Wednesday, October 31, 2012

The Myth of the Gender Pay Gap

Last week, the American Association of University Women (AAUW) released a study on the gender pay gap, the claim that women are paid less than equally-qualified men. The AAUW study limited itself to new college graduates, hoping to show that a pay gap exists even before women marry and bear children, which most academic studies find to be the main drivers of gender pay differences. The AAUW study generated the headline result – the only one that really matters – that new female college grads are paid only 82 cents for each dollar of male earnings...
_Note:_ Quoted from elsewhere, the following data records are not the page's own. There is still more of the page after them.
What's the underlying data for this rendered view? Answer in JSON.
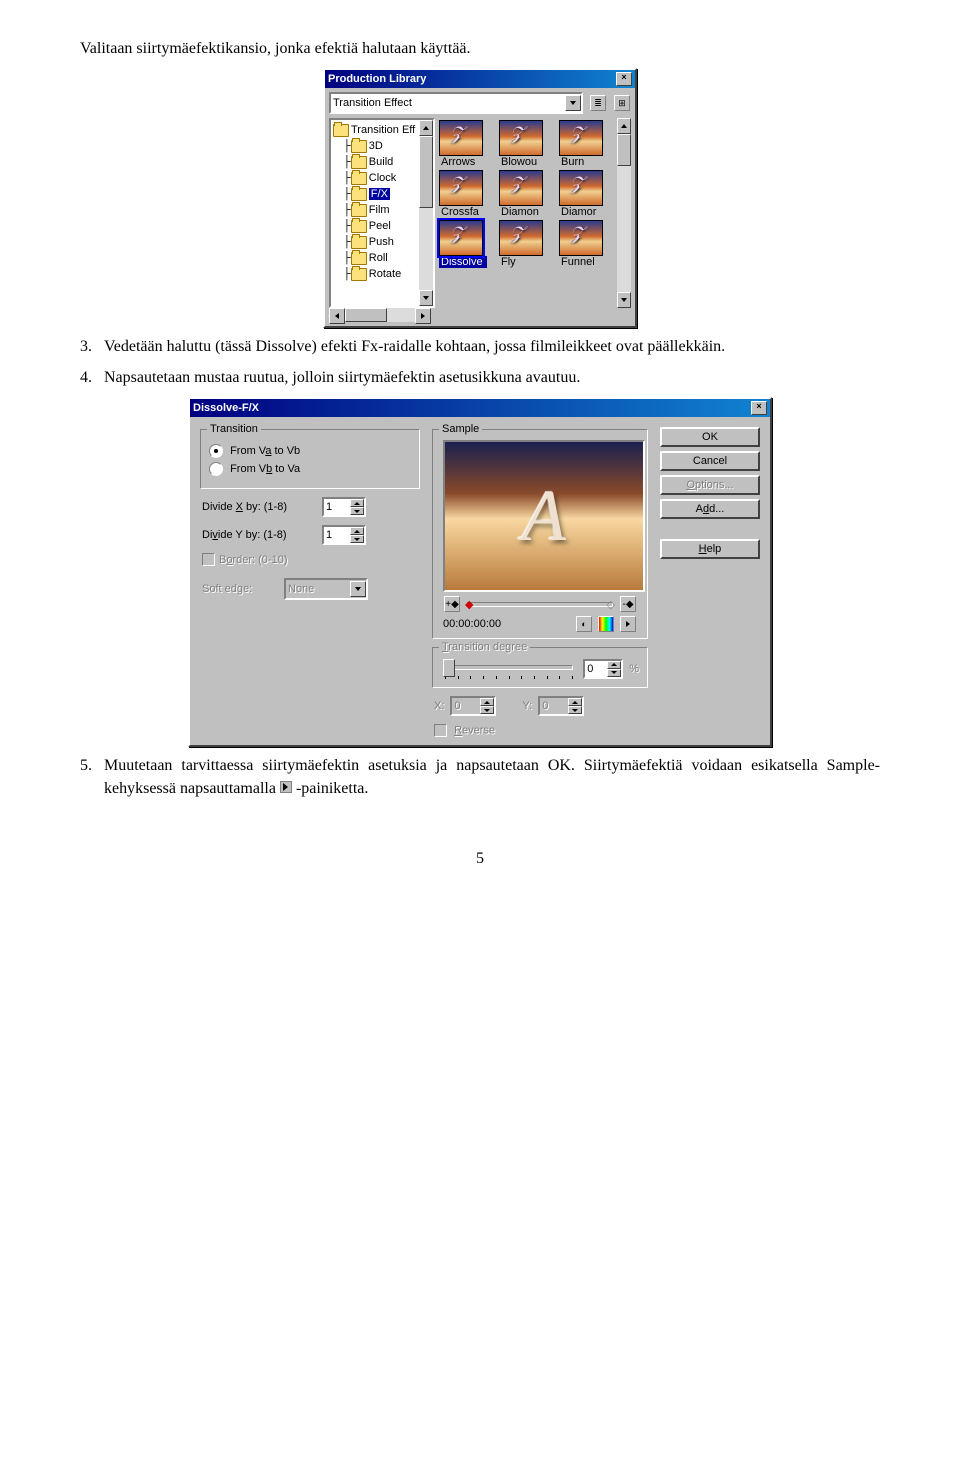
{
  "doc": {
    "intro": "Valitaan siirtymäefektikansio, jonka efektiä halutaan käyttää.",
    "step3": "Vedetään haluttu (tässä Dissolve) efekti Fx-raidalle kohtaan, jossa filmileikkeet ovat päällekkäin.",
    "step3_num": "3.",
    "step4": "Napsautetaan mustaa ruutua, jolloin siirtymäefektin asetusikkuna avautuu.",
    "step4_num": "4.",
    "step5a": "Muutetaan tarvittaessa siirtymäefektin asetuksia ja napsautetaan OK. Siirtymäefektiä voidaan esikatsella Sample-kehyksessä napsauttamalla ",
    "step5b": " -painiketta.",
    "step5_num": "5.",
    "page": "5"
  },
  "library": {
    "title": "Production Library",
    "dropdown": "Transition Effect",
    "tree": [
      "Transition Eff",
      "3D",
      "Build",
      "Clock",
      "F/X",
      "Film",
      "Peel",
      "Push",
      "Roll",
      "Rotate"
    ],
    "tree_selected": 4,
    "thumbs": [
      "Arrows",
      "Blowou",
      "Burn",
      "Crossfa",
      "Diamon",
      "Diamor",
      "Dissolve",
      "Fly",
      "Funnel"
    ],
    "thumb_selected": 6
  },
  "dialog": {
    "title": "Dissolve-F/X",
    "groups": {
      "transition": "Transition",
      "sample": "Sample",
      "degree": "Transition degree"
    },
    "radios": {
      "a": "From Va to Vb",
      "b": "From Vb to Va"
    },
    "labels": {
      "divx": "Divide X by: (1-8)",
      "divy": "Divide Y by: (1-8)",
      "border": "Border: (0-10)",
      "soft": "Soft edge:",
      "reverse": "Reverse",
      "x": "X:",
      "y": "Y:"
    },
    "values": {
      "divx": "1",
      "divy": "1",
      "soft": "None",
      "timecode": "00:00:00:00",
      "degree": "0",
      "percent": "%",
      "x": "0",
      "y": "0"
    },
    "buttons": {
      "ok": "OK",
      "cancel": "Cancel",
      "options": "Options...",
      "add": "Add...",
      "help": "Help"
    }
  }
}
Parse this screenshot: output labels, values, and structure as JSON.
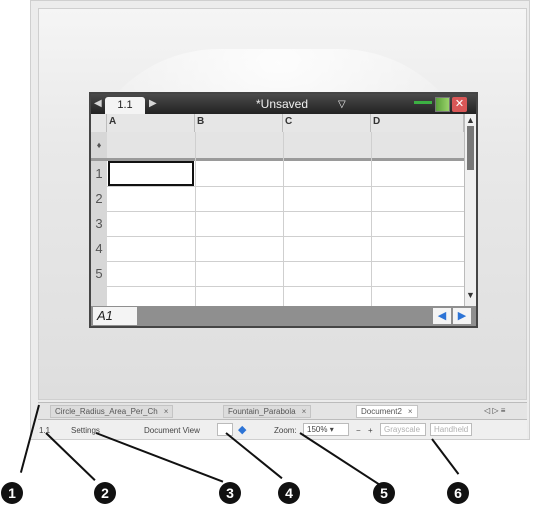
{
  "handheld": {
    "page_tab": "1.1",
    "document_title": "*Unsaved",
    "columns": [
      "A",
      "B",
      "C",
      "D"
    ],
    "formula_row_marker": "♦",
    "row_numbers": [
      "1",
      "2",
      "3",
      "4",
      "5"
    ],
    "cell_reference": "A1"
  },
  "document_tabs": [
    {
      "label": "Circle_Radius_Area_Per_Ch",
      "close": "×"
    },
    {
      "label": "Fountain_Parabola",
      "close": "×"
    },
    {
      "label": "Document2",
      "close": "×"
    }
  ],
  "tab_navigation": "◁ ▷ ≡",
  "status_bar": {
    "page_number": "1.1",
    "settings_label": "Settings",
    "document_view_label": "Document View",
    "zoom_label": "Zoom:",
    "zoom_value": "150%",
    "zoom_minus": "−",
    "zoom_plus": "+",
    "grey_1": "Grayscale",
    "grey_2": "Handheld"
  },
  "callouts": [
    "1",
    "2",
    "3",
    "4",
    "5",
    "6"
  ]
}
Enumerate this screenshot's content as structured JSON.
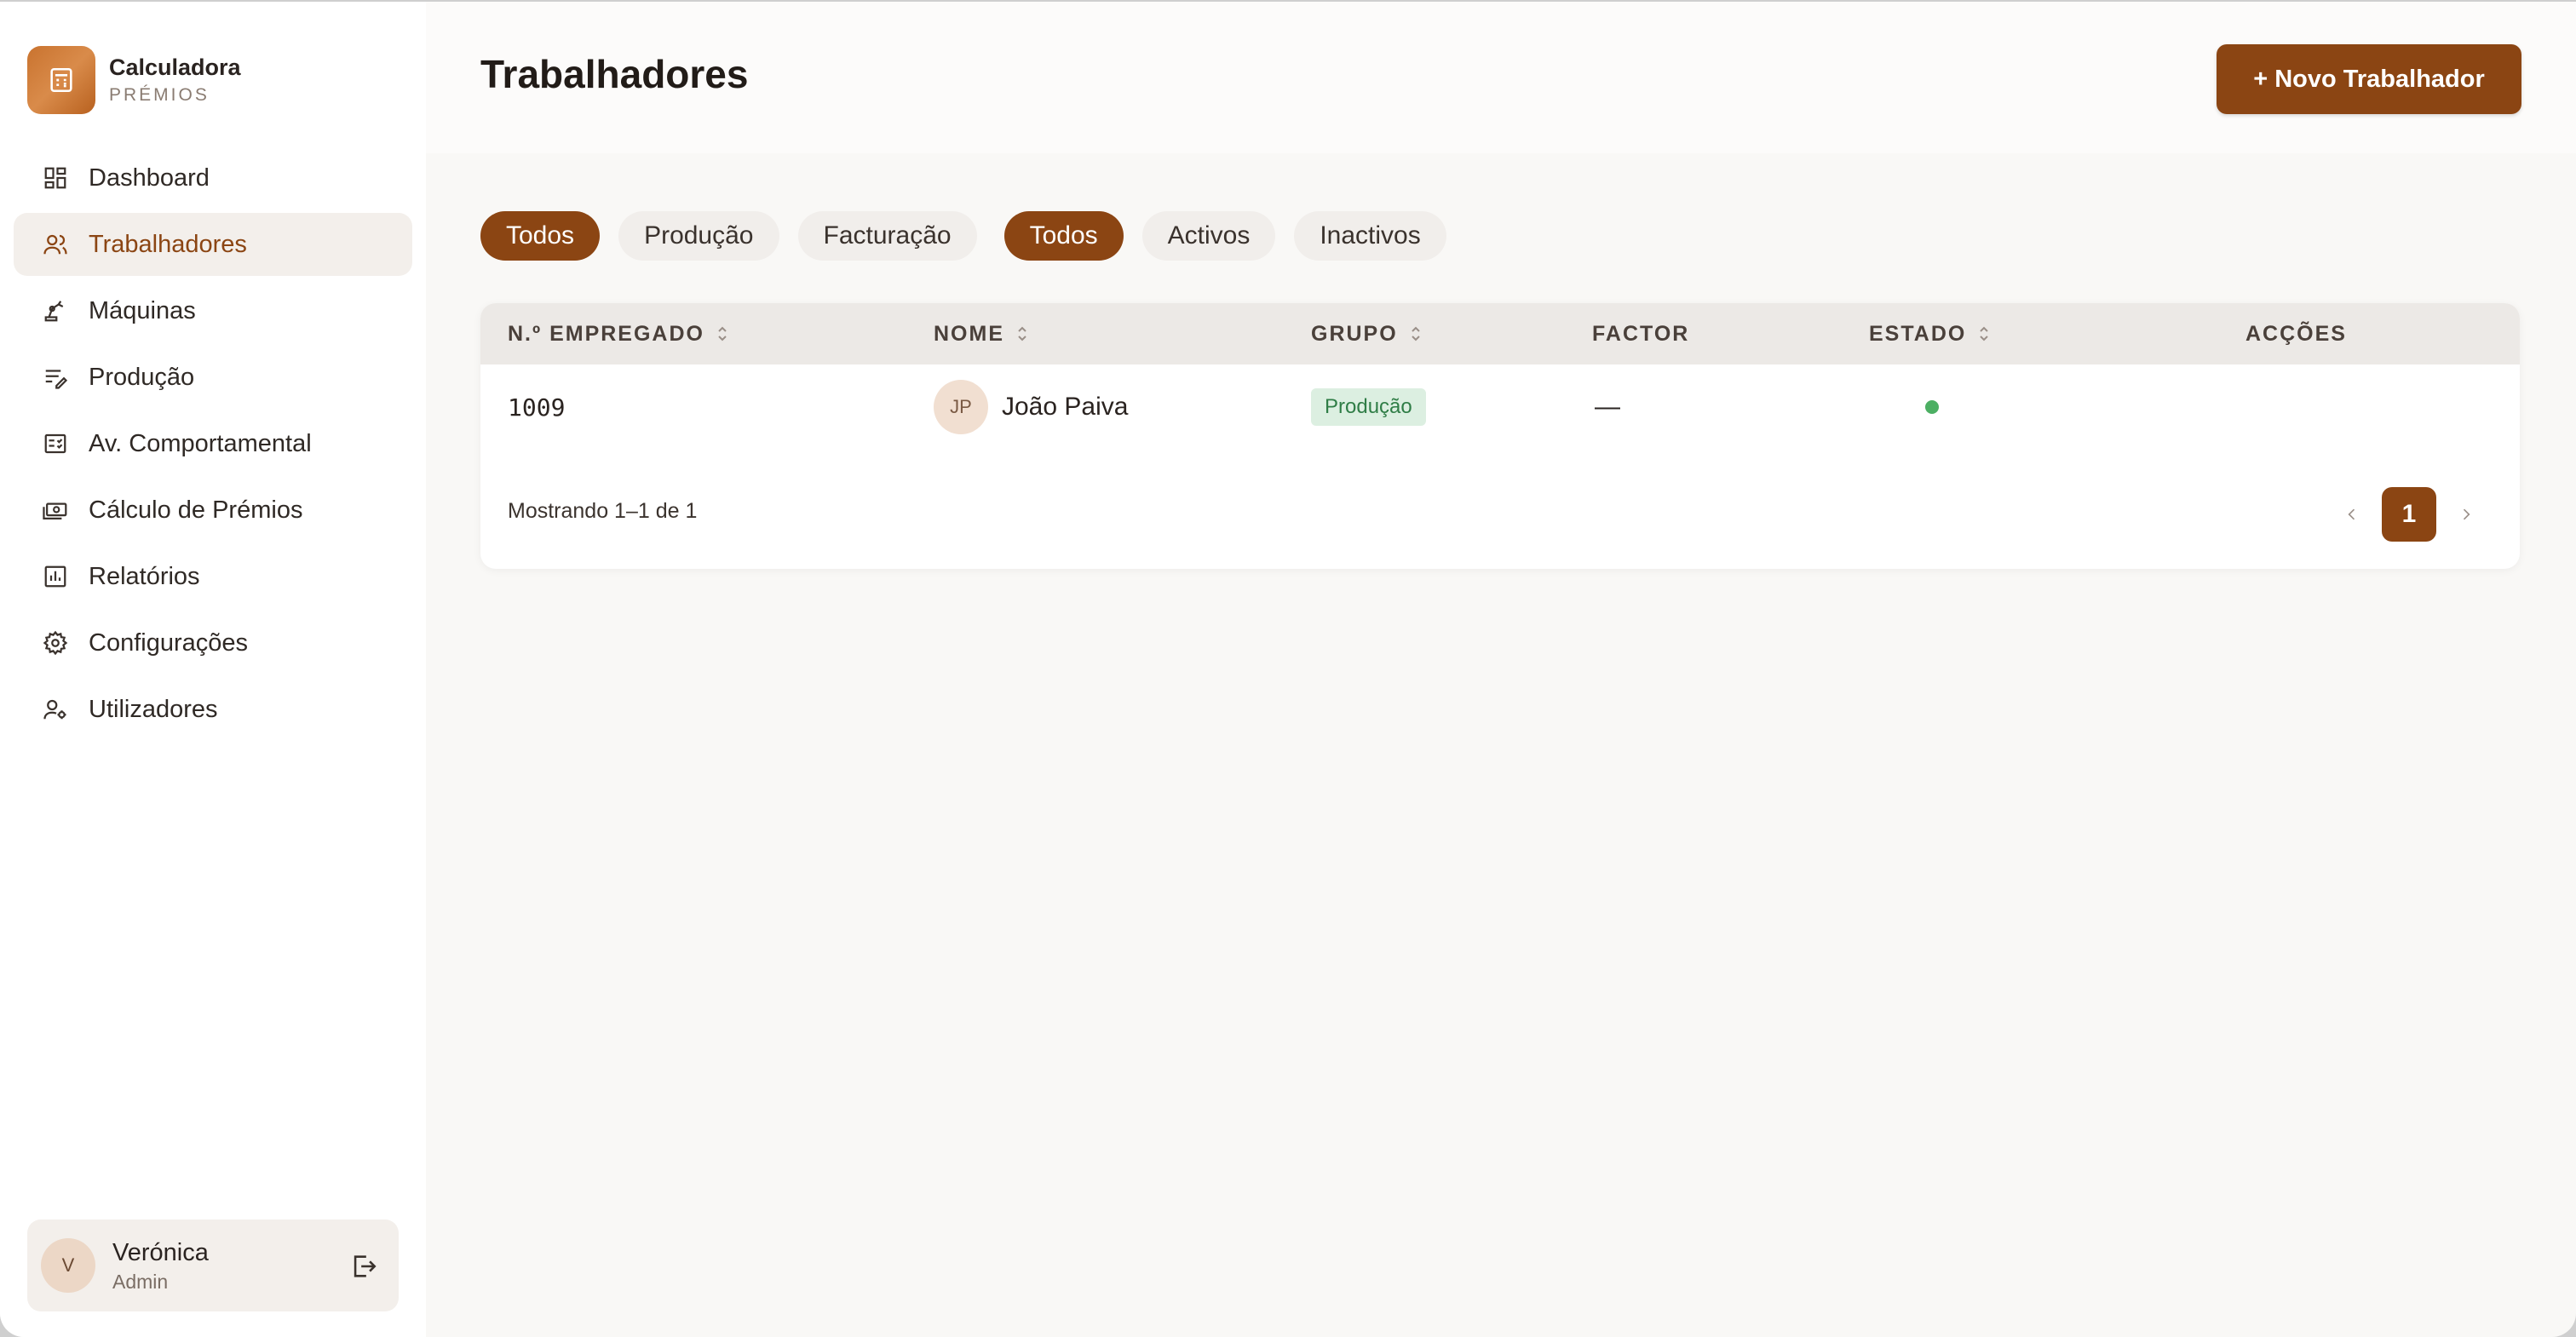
{
  "brand": {
    "name": "Calculadora",
    "subtitle": "PRÉMIOS"
  },
  "sidebar": {
    "items": [
      {
        "label": "Dashboard",
        "icon": "dashboard-icon",
        "active": false
      },
      {
        "label": "Trabalhadores",
        "icon": "users-icon",
        "active": true
      },
      {
        "label": "Máquinas",
        "icon": "machine-icon",
        "active": false
      },
      {
        "label": "Produção",
        "icon": "production-list-icon",
        "active": false
      },
      {
        "label": "Av. Comportamental",
        "icon": "evaluation-icon",
        "active": false
      },
      {
        "label": "Cálculo de Prémios",
        "icon": "money-icon",
        "active": false
      },
      {
        "label": "Relatórios",
        "icon": "bar-chart-icon",
        "active": false
      },
      {
        "label": "Configurações",
        "icon": "gear-icon",
        "active": false
      },
      {
        "label": "Utilizadores",
        "icon": "user-settings-icon",
        "active": false
      }
    ]
  },
  "user": {
    "initial": "V",
    "name": "Verónica",
    "role": "Admin"
  },
  "header": {
    "title": "Trabalhadores",
    "new_button": "+ Novo Trabalhador"
  },
  "filters": {
    "group": [
      "Todos",
      "Produção",
      "Facturação"
    ],
    "status": [
      "Todos",
      "Activos",
      "Inactivos"
    ]
  },
  "table": {
    "columns": {
      "emp_no": "N.º EMPREGADO",
      "name": "NOME",
      "group": "GRUPO",
      "factor": "FACTOR",
      "status": "ESTADO",
      "actions": "ACÇÕES"
    },
    "rows": [
      {
        "emp_no": "1009",
        "initials": "JP",
        "name": "João Paiva",
        "group": "Produção",
        "factor": "—",
        "status": "active"
      }
    ],
    "showing": "Mostrando 1–1 de 1",
    "page": "1"
  },
  "colors": {
    "accent": "#8b4513",
    "active_nav_bg": "#f3efeb",
    "status_active": "#4caf63",
    "badge_bg": "#dcefe1",
    "badge_text": "#2f7d46"
  }
}
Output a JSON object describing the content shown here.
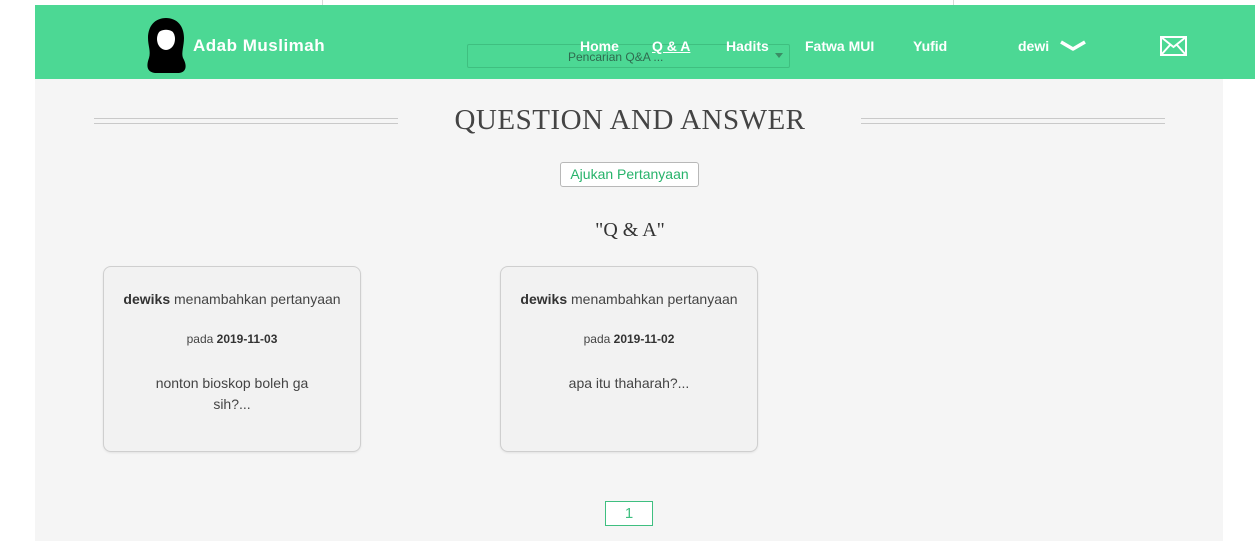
{
  "brand": {
    "name": "Adab Muslimah"
  },
  "search": {
    "placeholder": "Pencarian Q&A ..."
  },
  "nav": {
    "home": "Home",
    "qa": "Q & A",
    "hadits": "Hadits",
    "fatwa": "Fatwa MUI",
    "yufid": "Yufid",
    "user": "dewi"
  },
  "page": {
    "title": "QUESTION AND ANSWER",
    "ask_button": "Ajukan Pertanyaan",
    "section_title": "\"Q & A\""
  },
  "questions": [
    {
      "author": "dewiks",
      "action": "menambahkan pertanyaan",
      "date_prefix": "pada",
      "date": "2019-11-03",
      "text": "nonton bioskop boleh ga sih?..."
    },
    {
      "author": "dewiks",
      "action": "menambahkan pertanyaan",
      "date_prefix": "pada",
      "date": "2019-11-02",
      "text": "apa itu thaharah?..."
    }
  ],
  "pagination": {
    "current": "1"
  },
  "colors": {
    "navbar": "#4cd894",
    "accent": "#27b36b",
    "content_bg": "#f5f5f5"
  },
  "icons": {
    "logo": "hijab-woman-icon",
    "user_menu": "chevron-down-icon",
    "messages": "envelope-icon"
  }
}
But in preparing for an NPR program discussing the study, I ran some quick numbers using data from the Census Bureau’s American Community Survey. I limited myself to full-year private sector workers with a bachelors degree who were ages 21 to 26 in 2009-2010. Within this group I controlled for age, race, Hispanic and immigrant status, detailed geographic location, weekly work hours, college major and occupation. Controlling for college major accounts for the fact that men tend to choose majors that lead to higher earnings later in life. Controlling for occupation captures “compensating wage differentials” for positive or negative aspects of the job. For instance, dangerous or unpleasant jobs may pay more, while jobs offering flexible hours or more generous benefits might pay less. Including all these controls, the gender pay gap for young college grads drops to around 1 percent.
So when women are willing to man woman crab boats in the Bering Sea, they can get paid like the deckhands on the crab boat in the Bering Sea. Until then, they should should shut up and enjoy with their less physical, safer, more convenient, lower stress, and more flexible jobs.